Ontario Teachers’ Pension Fund Misses Benchmark with 8.6% Return in 2020

But the C$221.2 billion plan ends 2020 fully funded for the eighth straight year.


The Ontario Teachers’ Pension Plan Board reported a net return of 8.6%, or C$18 billion (US$14.3 billion) of investment income, for the year ended Dec. 31 to raise the portfolio’s total asset value to C$221.2 billion. However, the return fell short of the plan’s benchmark, which earned 10.7% for the year.

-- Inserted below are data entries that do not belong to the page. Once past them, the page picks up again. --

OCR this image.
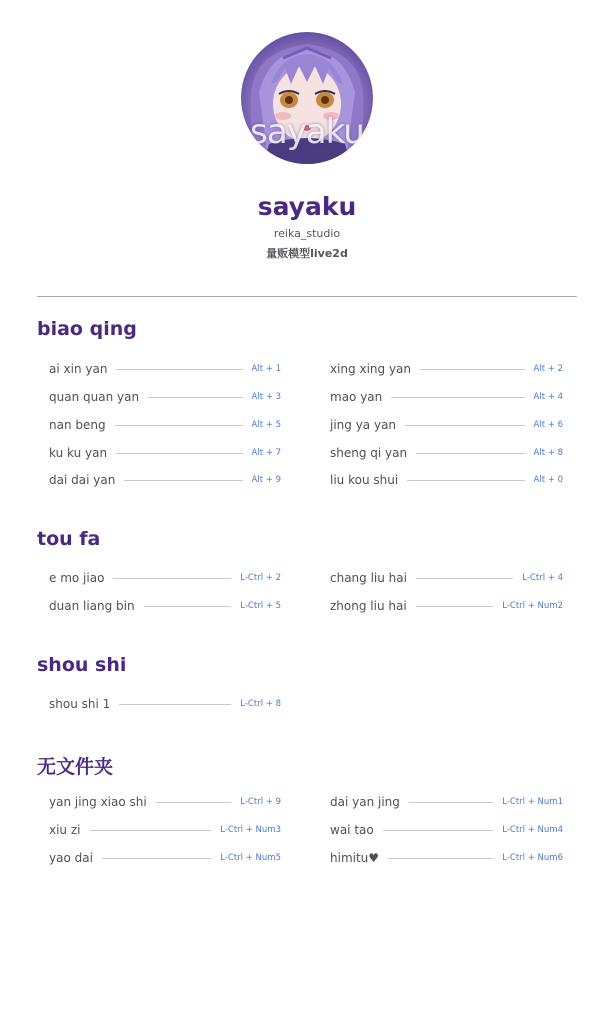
sayaku
sayaku
reika_studio
量贩模型live2d
biao qing
ai xin yan	Alt + 1	xing xing yan	Alt + 2
quan quan yan	Alt + 3	mao yan	Alt + 4
nan beng	Alt + 5	jing ya yan	Alt + 6
ku ku yan	Alt + 7	sheng qi yan	Alt + 8
dai dai yan	Alt + 9	liu kou shui	Alt + 0
tou fa
e mo jiao	L-Ctrl + 2	chang liu hai	L-Ctrl + 4
duan liang bin	L-Ctrl + 5	zhong liu hai	L-Ctrl + Num2
shou shi
shou shi 1	L-Ctrl + 8
无文件夹
yan jing xiao shi	L-Ctrl + 9	dai yan jing	L-Ctrl + Num1
xiu zi	L-Ctrl + Num3	wai tao	L-Ctrl + Num4
yao dai	L-Ctrl + Num5	himitu♥	L-Ctrl + Num6
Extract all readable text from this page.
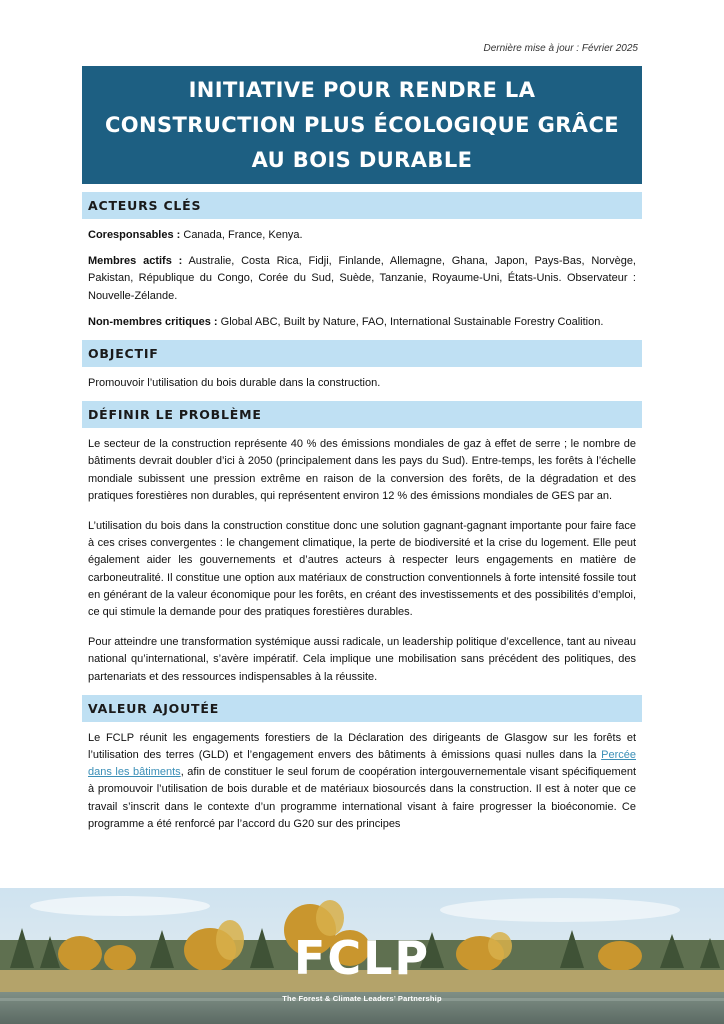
Dernière mise à jour : Février 2025
INITIATIVE POUR RENDRE LA
CONSTRUCTION PLUS ÉCOLOGIQUE GRÂCE
AU BOIS DURABLE
ACTEURS CLÉS

Coresponsables : Canada, France, Kenya.

Membres actifs : Australie, Costa Rica, Fidji, Finlande, Allemagne, Ghana, Japon, Pays-Bas, Norvège, Pakistan, République du Congo, Corée du Sud, Suède, Tanzanie, Royaume-Uni, États-Unis. Observateur : Nouvelle-Zélande.

Non-membres critiques : Global ABC, Built by Nature, FAO, International Sustainable Forestry Coalition.

OBJECTIF

Promouvoir l’utilisation du bois durable dans la construction.

DÉFINIR LE PROBLÈME

Le secteur de la construction représente 40 % des émissions mondiales de gaz à effet de serre ; le nombre de bâtiments devrait doubler d’ici à 2050 (principalement dans les pays du Sud). Entre-temps, les forêts à l’échelle mondiale subissent une pression extrême en raison de la conversion des forêts, de la dégradation et des pratiques forestières non durables, qui représentent environ 12 % des émissions mondiales de GES par an.

L’utilisation du bois dans la construction constitue donc une solution gagnant-gagnant importante pour faire face à ces crises convergentes : le changement climatique, la perte de biodiversité et la crise du logement. Elle peut également aider les gouvernements et d’autres acteurs à respecter leurs engagements en matière de carboneutralité. Il constitue une option aux matériaux de construction conventionnels à forte intensité fossile tout en générant de la valeur économique pour les forêts, en créant des investissements et des possibilités d’emploi, ce qui stimule la demande pour des pratiques forestières durables.

Pour atteindre une transformation systémique aussi radicale, un leadership politique d’excellence, tant au niveau national qu’international, s’avère impératif. Cela implique une mobilisation sans précédent des politiques, des partenariats et des ressources indispensables à la réussite.

VALEUR AJOUTÉE

Le FCLP réunit les engagements forestiers de la Déclaration des dirigeants de Glasgow sur les forêts et l’utilisation des terres (GLD) et l’engagement envers des bâtiments à émissions quasi nulles dans la Percée dans les bâtiments, afin de constituer le seul forum de coopération intergouvernementale visant spécifiquement à promouvoir l’utilisation de bois durable et de matériaux biosourcés dans la construction. Il est à noter que ce travail s’inscrit dans le contexte d’un programme international visant à faire progresser la bioéconomie. Ce programme a été renforcé par l’accord du G20 sur des principes

FCLP
The Forest & Climate Leaders’ Partnership
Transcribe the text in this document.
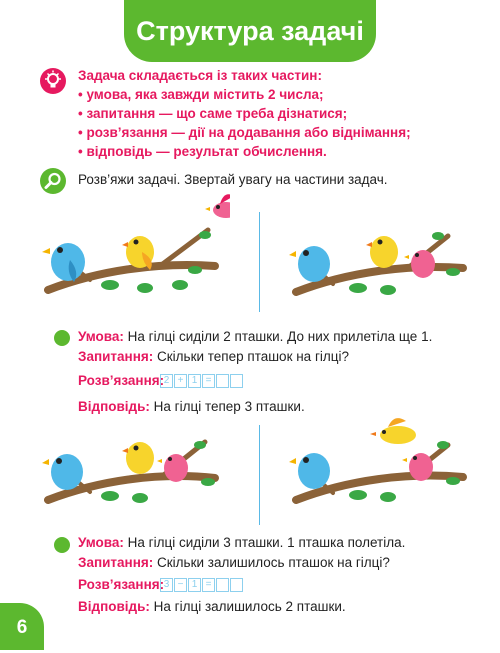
Структура задачі
Задача складається із таких частин:
• умова, яка завжди містить 2 числа;
• запитання — що саме треба дізнатися;
• розв’язання — дії на додавання або віднімання;
• відповідь — результат обчислення.
Розв’яжи задачі. Звертай увагу на частини задач.
Умова: На гілці сиділи 2 пташки. До них прилетіла ще 1.
Запитання: Скільки тепер пташок на гілці?
Розв’язання: 2 + 1 =
Відповідь: На гілці тепер 3 пташки.
Умова: На гілці сиділи 3 пташки. 1 пташка полетіла.
Запитання: Скільки залишилось пташок на гілці?
Розв’язання: 3 − 1 =
Відповідь: На гілці залишилось 2 пташки.
6
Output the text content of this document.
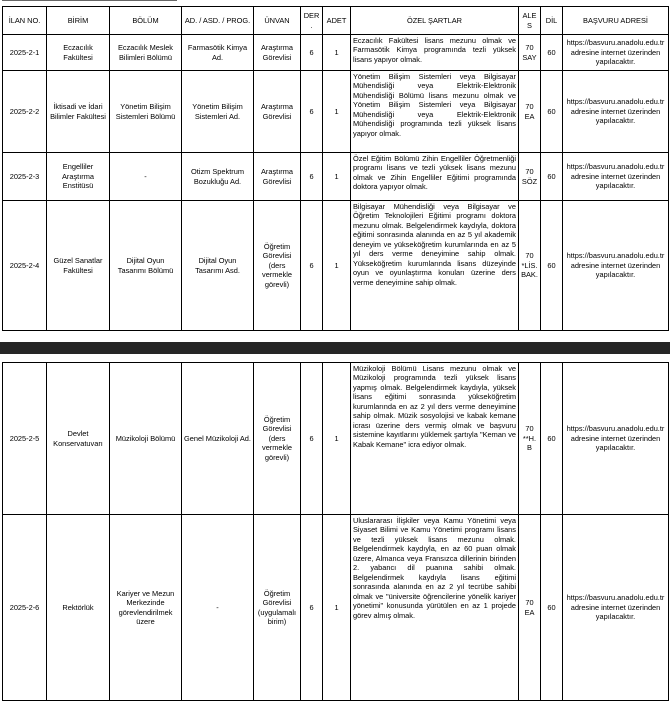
İLAN NO.	BİRİM	BÖLÜM	AD. / ASD. / PROG.	ÜNVAN	DER.	ADET	ÖZEL ŞARTLAR	ALES	DİL	BAŞVURU ADRESİ
2025-2-1	Eczacılık Fakültesi	Eczacılık Meslek Bilimleri Bölümü	Farmasötik Kimya Ad.	Araştırma Görevlisi	6	1	Eczacılık Fakültesi lisans mezunu olmak ve Farmasötik Kimya programında tezli yüksek lisans yapıyor olmak.	70 SAY	60	https://basvuru.anadolu.edu.tr adresine internet üzerinden yapılacaktır.
2025-2-2	İktisadi ve İdari Bilimler Fakültesi	Yönetim Bilişim Sistemleri Bölümü	Yönetim Bilişim Sistemleri Ad.	Araştırma Görevlisi	6	1	Yönetim Bilişim Sistemleri veya Bilgisayar Mühendisliği veya Elektrik-Elektronik Mühendisliği Bölümü lisans mezunu olmak ve Yönetim Bilişim Sistemleri veya Bilgisayar Mühendisliği veya Elektrik-Elektronik Mühendisliği programında tezli yüksek lisans yapıyor olmak.	70 EA	60	https://basvuru.anadolu.edu.tr adresine internet üzerinden yapılacaktır.
2025-2-3	Engelliler Araştırma Enstitüsü	-	Otizm Spektrum Bozukluğu Ad.	Araştırma Görevlisi	6	1	Özel Eğitim Bölümü Zihin Engelliler Öğretmenliği programı lisans ve tezli yüksek lisans mezunu olmak ve Zihin Engelliler Eğitimi programında doktora yapıyor olmak.	70 SÖZ	60	https://basvuru.anadolu.edu.tr adresine internet üzerinden yapılacaktır.
2025-2-4	Güzel Sanatlar Fakültesi	Dijital Oyun Tasarımı Bölümü	Dijital Oyun Tasarımı Asd.	Öğretim Görevlisi (ders vermekle görevli)	6	1	Bilgisayar Mühendisliği veya Bilgisayar ve Öğretim Teknolojileri Eğitimi programı doktora mezunu olmak. Belgelendirmek kaydıyla, doktora eğitimi sonrasında alanında en az 5 yıl akademik deneyim ve yükseköğretim kurumlarında en az 5 yıl ders verme deneyimine sahip olmak. Yükseköğretim kurumlarında lisans düzeyinde oyun ve oyunlaştırma konuları üzerine ders verme deneyimine sahip olmak.	70 *LİS. BAK.	60	https://basvuru.anadolu.edu.tr adresine internet üzerinden yapılacaktır.
2025-2-5	Devlet Konservatuvarı	Müzikoloji Bölümü	Genel Müzikoloji Ad.	Öğretim Görevlisi (ders vermekle görevli)	6	1	Müzikoloji Bölümü Lisans mezunu olmak ve Müzikoloji programında tezli yüksek lisans yapmış olmak. Belgelendirmek kaydıyla, yüksek lisans eğitimi sonrasında yükseköğretim kurumlarında en az 2 yıl ders verme deneyimine sahip olmak. Müzik sosyolojisi ve kabak kemane icrası üzerine ders vermiş olmak ve başvuru sistemine kayıtlarını yüklemek şartıyla "Keman ve Kabak Kemane" icra ediyor olmak.	70 **H.B	60	https://basvuru.anadolu.edu.tr adresine internet üzerinden yapılacaktır.
2025-2-6	Rektörlük	Kariyer ve Mezun Merkezinde görevlendirilmek üzere	-	Öğretim Görevlisi (uygulamalı birim)	6	1	Uluslararası İlişkiler veya Kamu Yönetimi veya Siyaset Bilimi ve Kamu Yönetimi programı lisans ve tezli yüksek lisans mezunu olmak. Belgelendirmek kaydıyla, en az 60 puan olmak üzere, Almanca veya Fransızca dillerinin birinden 2. yabancı dil puanına sahibi olmak. Belgelendirmek kaydıyla lisans eğitimi sonrasında alanında en az 2 yıl tecrübe sahibi olmak ve "üniversite öğrencilerine yönelik kariyer yönetimi" konusunda yürütülen en az 1 projede görev almış olmak.	70 EA	60	https://basvuru.anadolu.edu.tr adresine internet üzerinden yapılacaktır.
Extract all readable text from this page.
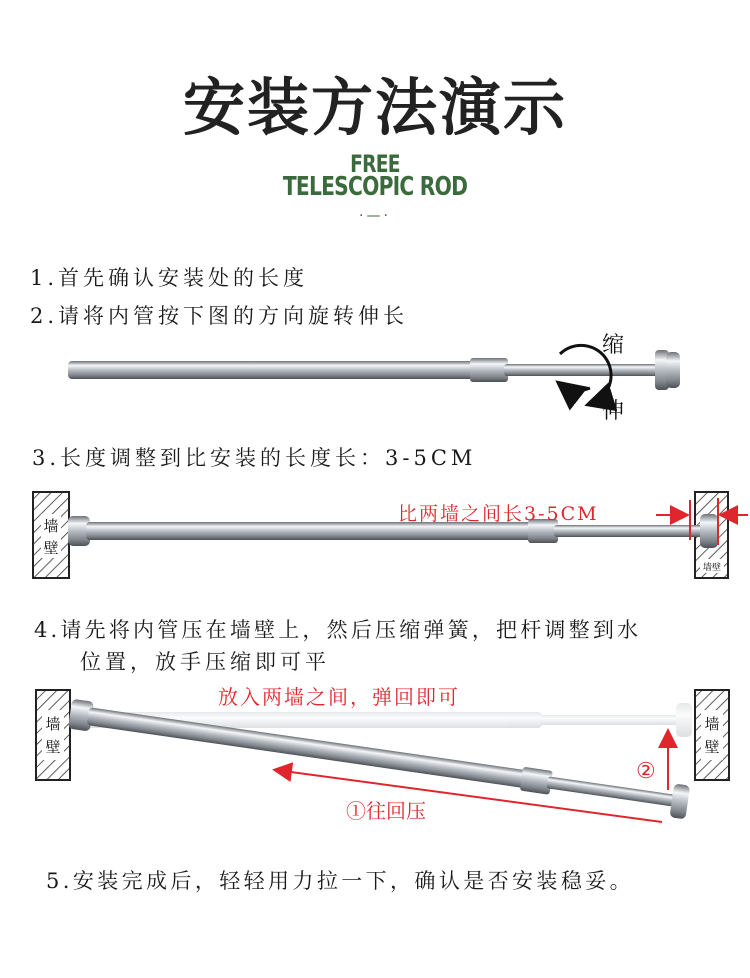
安装方法演示
FREE
TELESCOPIC ROD
·—·
1.首先确认安装处的长度
2.请将内管按下图的方向旋转伸长
3.长度调整到比安装的长度长：3-5CM
4.请先将内管压在墙壁上，然后压缩弹簧，把杆调整到水
位置，放手压缩即可平
5.安装完成后，轻轻用力拉一下，确认是否安装稳妥。
缩
伸
墙
壁
墙壁
比两墙之间长3-5CM
墙
壁
墙
壁
放入两墙之间，弹回即可
①往回压
②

“Our portfolio proved to be very resilient, with many of our companies rebounding significantly from a dip earlier in the year,” Ontario Teachers’ President and CEO Jo Taylor wrote in the fund’s annual report. “Our fixed income and equity asset classes performed particularly well amid ultralow interest rates and strong global equity markets.”

Taylor added that “ample liquidity gave the fund the flexibility to support its companies through the toughest part of the pandemic and pursue attractive opportunities when public markets tumbled.”

As of Jan. 1, the Ontario Teachers’ plan was fully funded for an eighth consecutive year with a preliminary surplus of C$8.5 billion for a funding ratio of 103%. The fund has an annualized net return of 9.6% since inception as of the end of 2020. It also has five- and 10-year annualized net returns of 7.0% and 9.3%, respectively, compared with its benchmark’s returns of 7.0% and 8.5%, respectively, during the same time periods.

Fixed income was the top performing asset class for the fund in 2020, returning 20.7% and just beating out its benchmark’s performance of 20.6%, followed by public equities, which returned 15.2%, compared with 11.2% for its benchmark. Private equities earned 13.5%, above the 12.3% return of its benchmark, while the plan’s credit portfolio earned 2.6%, beating its benchmark’s 1.5% return.

The plan’s infrastructure portfolio also returned 2.6%, but this was well off its benchmark’s 7.5% return. Meanwhile, the fund’s worst performing asset class was real estate, which lost 13.7%—far more than its benchmark, which lost 4.7%.

The fund’s asset allocation for 2020 was 19% in publicly traded equities, 19% in non-publicly traded equities, 16% in fixed income, 12% in real estate, 8% in commodities, 8% in infrastructure, 5% in inflation hedge, and 4% in natural resources, with the remainder in credit, absolute return strategies, real-rate products, and money market funds. The fund had significantly pared back its fixed-income holding, as bonds only accounted for 8% of the portfolio in 2020, down from 36% in 2019.

“The pandemic highlighted the importance of robust portfolio diversification across different assets, geographies, and sectors,” Ziad Hindo, CIO of Ontario Teachers’, said in a statement. “Our strong results were a result of significant exposure to fixed income and outstanding performance by our public and private equity asset classes.”